L'étranger

Albert Camus

Ce roman est à la première personne, dans un style récitatif, un peu monotone, qui m'avait rebuté la première fois où je l'ai lu, lorsque j'étais adolescent. J'avais alors abandonné, après avoir lu une dizaine de pages, bien que cette lecture nous était commandée par le cours de français.

A plus de soixante ans j'en ai repris la « lecture », ou plutôt l'audition, grâce à un enregistrement d'une émission de radio des années 60, que j'ai trouvé sur le Web, où Albert Camus lui-même lit son roman.

« L'étranger » de Camus, lu par l'auteur, donc.

Pendant longtemps il ne se passe pas grand-chose, le narrateur relate des détails, « j'ai fait ceci », « j'ai dit cela », « je n'ai pas répondu », sur un ton assez monotone. C'est lorsqu'il conclut ces anecdotes par un « tout cela est sans importance » qu'on se dit qu'il se ment à lui-même, qu'il faut rembobiner le film, et que tous ces détails cachaient en fait quelque chose d'important qui nous a échappé d'abord.

C'est de cette façon anodine que va survenir l’événement central du livre : un crime, commis par le narrateur.
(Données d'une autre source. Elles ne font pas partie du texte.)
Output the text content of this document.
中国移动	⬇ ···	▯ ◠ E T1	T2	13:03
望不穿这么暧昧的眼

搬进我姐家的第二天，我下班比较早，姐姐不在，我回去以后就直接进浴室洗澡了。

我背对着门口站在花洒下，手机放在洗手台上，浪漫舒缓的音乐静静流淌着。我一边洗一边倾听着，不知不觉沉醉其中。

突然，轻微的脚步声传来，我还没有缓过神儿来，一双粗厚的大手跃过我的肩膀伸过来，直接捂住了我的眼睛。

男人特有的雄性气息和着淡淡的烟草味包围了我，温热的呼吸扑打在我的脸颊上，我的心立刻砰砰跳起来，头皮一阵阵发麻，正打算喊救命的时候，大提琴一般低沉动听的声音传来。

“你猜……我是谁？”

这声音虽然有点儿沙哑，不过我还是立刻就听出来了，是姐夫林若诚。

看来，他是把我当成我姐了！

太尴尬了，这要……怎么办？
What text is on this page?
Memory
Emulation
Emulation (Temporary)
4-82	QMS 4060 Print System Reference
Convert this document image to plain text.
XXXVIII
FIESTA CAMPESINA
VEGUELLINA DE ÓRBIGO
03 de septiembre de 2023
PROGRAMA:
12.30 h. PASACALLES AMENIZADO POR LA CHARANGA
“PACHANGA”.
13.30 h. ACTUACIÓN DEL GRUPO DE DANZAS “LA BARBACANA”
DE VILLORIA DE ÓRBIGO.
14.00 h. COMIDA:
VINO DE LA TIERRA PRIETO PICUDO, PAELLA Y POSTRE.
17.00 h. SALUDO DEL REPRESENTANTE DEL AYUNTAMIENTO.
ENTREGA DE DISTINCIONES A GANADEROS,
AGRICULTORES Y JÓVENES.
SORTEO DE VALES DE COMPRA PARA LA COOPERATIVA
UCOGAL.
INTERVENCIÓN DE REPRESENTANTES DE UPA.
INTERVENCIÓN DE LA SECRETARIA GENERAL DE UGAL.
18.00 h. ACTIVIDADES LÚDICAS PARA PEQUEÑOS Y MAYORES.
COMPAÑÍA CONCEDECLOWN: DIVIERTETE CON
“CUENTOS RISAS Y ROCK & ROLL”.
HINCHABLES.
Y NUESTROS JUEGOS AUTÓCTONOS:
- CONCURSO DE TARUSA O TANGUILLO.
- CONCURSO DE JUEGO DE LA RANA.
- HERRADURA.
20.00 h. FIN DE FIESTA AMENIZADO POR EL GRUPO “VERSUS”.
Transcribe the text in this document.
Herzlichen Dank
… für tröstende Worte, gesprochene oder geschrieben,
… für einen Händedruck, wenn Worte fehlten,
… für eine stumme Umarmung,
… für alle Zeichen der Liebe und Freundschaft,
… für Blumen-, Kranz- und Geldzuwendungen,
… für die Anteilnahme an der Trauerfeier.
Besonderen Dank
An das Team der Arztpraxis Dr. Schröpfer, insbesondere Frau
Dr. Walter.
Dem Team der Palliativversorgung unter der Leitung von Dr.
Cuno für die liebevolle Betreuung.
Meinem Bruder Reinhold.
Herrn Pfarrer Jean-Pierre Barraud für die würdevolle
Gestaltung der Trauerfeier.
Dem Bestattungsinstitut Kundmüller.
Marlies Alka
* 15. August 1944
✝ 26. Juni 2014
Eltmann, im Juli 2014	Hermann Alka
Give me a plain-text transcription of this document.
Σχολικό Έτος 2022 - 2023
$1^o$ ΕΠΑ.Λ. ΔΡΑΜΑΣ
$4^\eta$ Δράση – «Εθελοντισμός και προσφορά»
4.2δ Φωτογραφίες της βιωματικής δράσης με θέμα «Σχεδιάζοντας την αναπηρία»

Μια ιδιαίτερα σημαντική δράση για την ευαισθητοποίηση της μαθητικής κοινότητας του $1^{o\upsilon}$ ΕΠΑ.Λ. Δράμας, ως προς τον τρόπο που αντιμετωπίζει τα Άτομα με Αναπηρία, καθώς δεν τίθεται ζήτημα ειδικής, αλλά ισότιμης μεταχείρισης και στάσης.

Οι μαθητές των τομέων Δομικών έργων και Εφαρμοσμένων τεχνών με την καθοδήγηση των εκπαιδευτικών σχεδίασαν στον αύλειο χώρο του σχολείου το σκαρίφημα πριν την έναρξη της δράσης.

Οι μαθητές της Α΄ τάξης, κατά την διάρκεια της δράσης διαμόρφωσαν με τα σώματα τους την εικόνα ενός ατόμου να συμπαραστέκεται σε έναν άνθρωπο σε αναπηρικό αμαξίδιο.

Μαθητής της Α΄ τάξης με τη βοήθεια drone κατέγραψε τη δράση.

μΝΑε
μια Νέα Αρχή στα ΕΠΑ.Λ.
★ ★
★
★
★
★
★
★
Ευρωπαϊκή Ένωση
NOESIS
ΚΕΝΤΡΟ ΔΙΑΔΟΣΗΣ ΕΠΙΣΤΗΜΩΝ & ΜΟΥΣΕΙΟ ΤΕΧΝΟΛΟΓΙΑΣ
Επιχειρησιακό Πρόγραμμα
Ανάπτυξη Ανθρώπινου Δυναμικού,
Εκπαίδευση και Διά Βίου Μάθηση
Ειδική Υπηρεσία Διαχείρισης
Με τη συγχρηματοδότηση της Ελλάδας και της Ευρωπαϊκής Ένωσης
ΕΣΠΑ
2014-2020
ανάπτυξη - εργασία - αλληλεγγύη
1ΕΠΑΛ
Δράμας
La victime est un de ces arabes, comme les colons d’Algérie de cette époque appellent avec mépris les autochtones.

La suite du roman relate des conséquences de cet acte : le procès, la prison, l’aumônier… Une circonstance aggravante est que le narrateur a été « peu ému » par le décès de sa mère, comme le témoignera le personnel de l'« asile », où il est accusé d'avoir « enfermé » sa mère.

Pendant la première partie du roman, avant que ce drame n'arrive, on assiste à la description, au demeurant pittoresque, de personnages médiocres, peu recommandables.